The impeachment of Rousseff is the culmination of a months-long political battle. This battle has been sparked by a variety of issues, including Brazil’s stagnating economy and allegations of corruption that have tarred the leftist government of the former Marxist guerrilla.

But to some, Rousseff’s plight can also be seen in stark gender-based terms.

Brazilian President Dilma Rousseff bowed out defiantly following the Senate's vote to suspend her rule in order to put her on trial for allegedly breaking budget laws. (Reuters)

Consider this: Rousseff was Brazil’s first female president. Brazil’s Senate is 16 percent female, and the country's lower house is less than 10 percent female. Journalists have noted that Brazil's proposed new cabinet would be the first all-male cabinet in Brazil since 1979.

Meanwhile, the man who looks likely to replace Rousseff is married to a woman 42 years younger than him.

Temer, 75, began dating his third wife, Marcela, 32, when she was a 19-year-old beauty queen (he was 60 at the time). They married in less than a year. It’s apparently a very loving relationship: A few years ago, Temer told the Brazilian press that she had inspired several poems in a book he wrote titled “Anonymous Intimacy.”

But whatever you make of the age difference between Temer and his wife, it would seem that Marcela is being treated very differently than the 68-year-old career politician Rousseff. Last month, one Brazilian magazine published an article about Marcela that described her as “beautiful, demure and of the home.

As the impeachment process against Rousseff swung into action, her gender had seemed to work against her, with politicians shouting “Bye, darling!” as they voted against her and some publications suggesting that she had been “emotional” in her approach to office. In the battle against Rousseff, some evangelical Christians had framed their complaints in terms of family values.

“There are attitudes toward me that wouldn’t exist with a male president,” Rousseff had remarked to journalists in April.

As The Washington Post's Dom Phillips reported last month, there had been hope in the Rousseff camp that support from fellow women could help save her from political ruin. In response to the magazine article about Marcela Temer, Brazilian social media users shared photographs of themselves in “scandalous” poses, mocking the article’s message about “beautiful, demure” women “of the home.”


“There is a very potent network of support, and she has used it,” Jairo Nicolau, a professor of political science at the Federal University of Rio de Janeiro, told The Washington Post. “This is a desperate situation for the president.”

But Thursday’s vote left little room for hope, with Rousseff facing too much pressure on too many fronts.
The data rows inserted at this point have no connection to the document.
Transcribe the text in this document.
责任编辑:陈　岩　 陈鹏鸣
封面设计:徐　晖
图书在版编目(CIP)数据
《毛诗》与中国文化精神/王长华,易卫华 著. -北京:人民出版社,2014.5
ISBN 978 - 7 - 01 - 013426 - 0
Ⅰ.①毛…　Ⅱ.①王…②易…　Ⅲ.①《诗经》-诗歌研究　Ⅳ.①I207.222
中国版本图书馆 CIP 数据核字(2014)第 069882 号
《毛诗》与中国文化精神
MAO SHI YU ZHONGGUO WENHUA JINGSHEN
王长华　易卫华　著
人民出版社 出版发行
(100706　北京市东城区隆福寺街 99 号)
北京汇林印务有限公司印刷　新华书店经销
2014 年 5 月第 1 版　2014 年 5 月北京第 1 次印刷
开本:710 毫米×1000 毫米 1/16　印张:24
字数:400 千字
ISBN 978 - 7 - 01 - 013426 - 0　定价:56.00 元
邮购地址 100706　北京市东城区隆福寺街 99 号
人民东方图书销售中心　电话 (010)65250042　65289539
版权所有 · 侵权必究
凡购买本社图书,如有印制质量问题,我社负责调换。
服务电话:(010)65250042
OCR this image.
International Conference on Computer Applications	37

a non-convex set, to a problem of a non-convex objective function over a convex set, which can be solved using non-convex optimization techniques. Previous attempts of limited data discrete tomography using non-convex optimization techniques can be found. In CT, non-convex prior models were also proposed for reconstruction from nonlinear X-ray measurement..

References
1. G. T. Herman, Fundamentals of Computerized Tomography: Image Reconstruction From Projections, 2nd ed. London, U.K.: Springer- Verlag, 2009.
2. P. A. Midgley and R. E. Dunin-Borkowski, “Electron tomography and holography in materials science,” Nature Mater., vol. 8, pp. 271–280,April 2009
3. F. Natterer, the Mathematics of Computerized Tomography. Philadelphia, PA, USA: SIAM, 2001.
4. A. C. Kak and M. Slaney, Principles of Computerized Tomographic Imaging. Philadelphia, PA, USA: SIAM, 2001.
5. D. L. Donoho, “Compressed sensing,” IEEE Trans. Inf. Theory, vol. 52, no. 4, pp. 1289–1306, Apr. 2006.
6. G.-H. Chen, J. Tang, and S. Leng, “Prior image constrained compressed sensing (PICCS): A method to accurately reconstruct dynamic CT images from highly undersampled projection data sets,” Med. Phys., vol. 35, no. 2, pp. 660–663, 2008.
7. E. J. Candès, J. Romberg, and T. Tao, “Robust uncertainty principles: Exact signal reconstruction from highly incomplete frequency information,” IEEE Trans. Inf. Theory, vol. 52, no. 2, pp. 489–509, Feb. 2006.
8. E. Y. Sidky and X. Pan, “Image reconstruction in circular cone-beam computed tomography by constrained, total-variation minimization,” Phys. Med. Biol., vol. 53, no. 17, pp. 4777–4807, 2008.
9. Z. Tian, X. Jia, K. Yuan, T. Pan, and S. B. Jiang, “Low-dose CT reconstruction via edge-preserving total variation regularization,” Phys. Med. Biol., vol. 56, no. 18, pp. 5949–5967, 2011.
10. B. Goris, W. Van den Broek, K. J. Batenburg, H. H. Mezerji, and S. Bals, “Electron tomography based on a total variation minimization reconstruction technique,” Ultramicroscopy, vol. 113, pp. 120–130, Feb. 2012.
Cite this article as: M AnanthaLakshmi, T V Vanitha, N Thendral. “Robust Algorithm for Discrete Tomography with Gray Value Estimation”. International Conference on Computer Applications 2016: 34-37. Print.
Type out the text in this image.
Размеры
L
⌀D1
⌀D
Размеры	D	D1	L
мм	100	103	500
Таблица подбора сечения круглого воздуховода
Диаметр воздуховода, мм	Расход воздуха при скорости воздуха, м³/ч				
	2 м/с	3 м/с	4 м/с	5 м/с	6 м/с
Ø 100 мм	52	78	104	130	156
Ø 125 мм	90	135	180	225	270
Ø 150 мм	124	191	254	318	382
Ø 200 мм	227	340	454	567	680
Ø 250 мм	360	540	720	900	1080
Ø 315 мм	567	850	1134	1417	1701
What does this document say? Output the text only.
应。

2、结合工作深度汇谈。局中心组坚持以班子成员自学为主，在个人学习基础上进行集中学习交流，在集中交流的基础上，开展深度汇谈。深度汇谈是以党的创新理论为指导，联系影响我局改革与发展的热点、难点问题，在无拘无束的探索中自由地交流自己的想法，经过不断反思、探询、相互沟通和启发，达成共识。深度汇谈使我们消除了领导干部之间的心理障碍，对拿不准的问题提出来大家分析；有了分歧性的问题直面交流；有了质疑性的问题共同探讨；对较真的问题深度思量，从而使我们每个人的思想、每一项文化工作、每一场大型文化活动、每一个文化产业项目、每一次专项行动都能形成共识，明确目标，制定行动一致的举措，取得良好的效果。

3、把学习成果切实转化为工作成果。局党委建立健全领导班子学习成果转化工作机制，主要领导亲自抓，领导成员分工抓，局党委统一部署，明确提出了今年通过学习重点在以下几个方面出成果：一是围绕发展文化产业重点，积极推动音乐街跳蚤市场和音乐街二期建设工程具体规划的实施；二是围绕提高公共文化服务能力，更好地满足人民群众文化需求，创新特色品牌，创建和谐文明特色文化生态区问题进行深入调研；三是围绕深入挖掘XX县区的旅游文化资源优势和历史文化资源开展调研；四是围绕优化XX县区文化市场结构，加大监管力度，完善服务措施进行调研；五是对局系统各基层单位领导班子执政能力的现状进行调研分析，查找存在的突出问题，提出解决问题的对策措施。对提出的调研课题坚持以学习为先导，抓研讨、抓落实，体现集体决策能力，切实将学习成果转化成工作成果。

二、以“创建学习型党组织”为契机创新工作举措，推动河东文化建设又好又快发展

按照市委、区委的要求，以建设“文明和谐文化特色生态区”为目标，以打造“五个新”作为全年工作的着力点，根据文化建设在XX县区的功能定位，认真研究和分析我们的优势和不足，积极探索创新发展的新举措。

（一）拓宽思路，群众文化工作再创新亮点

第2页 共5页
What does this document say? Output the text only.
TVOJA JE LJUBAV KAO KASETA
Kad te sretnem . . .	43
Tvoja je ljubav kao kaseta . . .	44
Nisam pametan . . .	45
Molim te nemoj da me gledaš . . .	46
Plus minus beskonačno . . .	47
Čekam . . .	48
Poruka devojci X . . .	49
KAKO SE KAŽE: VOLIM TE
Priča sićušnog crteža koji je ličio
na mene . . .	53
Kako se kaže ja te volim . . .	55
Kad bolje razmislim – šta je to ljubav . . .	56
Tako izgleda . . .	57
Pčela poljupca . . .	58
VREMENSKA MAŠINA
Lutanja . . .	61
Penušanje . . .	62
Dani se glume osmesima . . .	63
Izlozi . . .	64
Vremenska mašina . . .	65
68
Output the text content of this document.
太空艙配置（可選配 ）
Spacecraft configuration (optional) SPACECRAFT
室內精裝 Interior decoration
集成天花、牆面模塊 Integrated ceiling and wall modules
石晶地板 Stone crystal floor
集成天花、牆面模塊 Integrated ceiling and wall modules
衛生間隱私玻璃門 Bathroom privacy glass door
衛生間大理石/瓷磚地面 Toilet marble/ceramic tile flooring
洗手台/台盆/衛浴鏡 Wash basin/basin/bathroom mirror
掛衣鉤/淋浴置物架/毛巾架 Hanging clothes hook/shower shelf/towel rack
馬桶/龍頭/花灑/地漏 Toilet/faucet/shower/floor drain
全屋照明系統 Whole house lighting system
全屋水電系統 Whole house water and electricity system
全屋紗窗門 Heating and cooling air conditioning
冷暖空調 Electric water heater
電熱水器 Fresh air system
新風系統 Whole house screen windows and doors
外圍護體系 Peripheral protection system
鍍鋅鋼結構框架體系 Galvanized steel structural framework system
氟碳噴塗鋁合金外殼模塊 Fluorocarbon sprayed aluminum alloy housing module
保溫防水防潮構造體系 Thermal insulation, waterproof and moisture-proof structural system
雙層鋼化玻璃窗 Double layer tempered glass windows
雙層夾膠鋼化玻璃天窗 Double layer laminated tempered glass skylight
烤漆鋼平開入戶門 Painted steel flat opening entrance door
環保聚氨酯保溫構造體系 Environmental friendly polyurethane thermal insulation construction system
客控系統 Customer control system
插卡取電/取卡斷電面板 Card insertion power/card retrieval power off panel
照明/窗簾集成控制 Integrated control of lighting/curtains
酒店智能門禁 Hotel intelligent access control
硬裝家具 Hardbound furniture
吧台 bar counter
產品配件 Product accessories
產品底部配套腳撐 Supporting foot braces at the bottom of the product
Although she is expected to fight the impeachment trial, the scale of the opposition to her in parliament makes any immediate comeback unlikely. Temer, whose Brazilian Democratic Movement Party had been a coalition partner to Rousseff’s Workers’ Party, had previously been Rousseff’s running mate.

Although Temer himself has been implicated in corruption scandals, he appears to have been readying himself for Brazil’s top job: In April, he sent some lawmakers on a WhatsApp group a speech that he appeared to have prepared in anticipation of a Rousseff exit. The speech called for a government of “national salvation,” noting that it “will be difficult to get this country out of the crisis we find ourselves in.”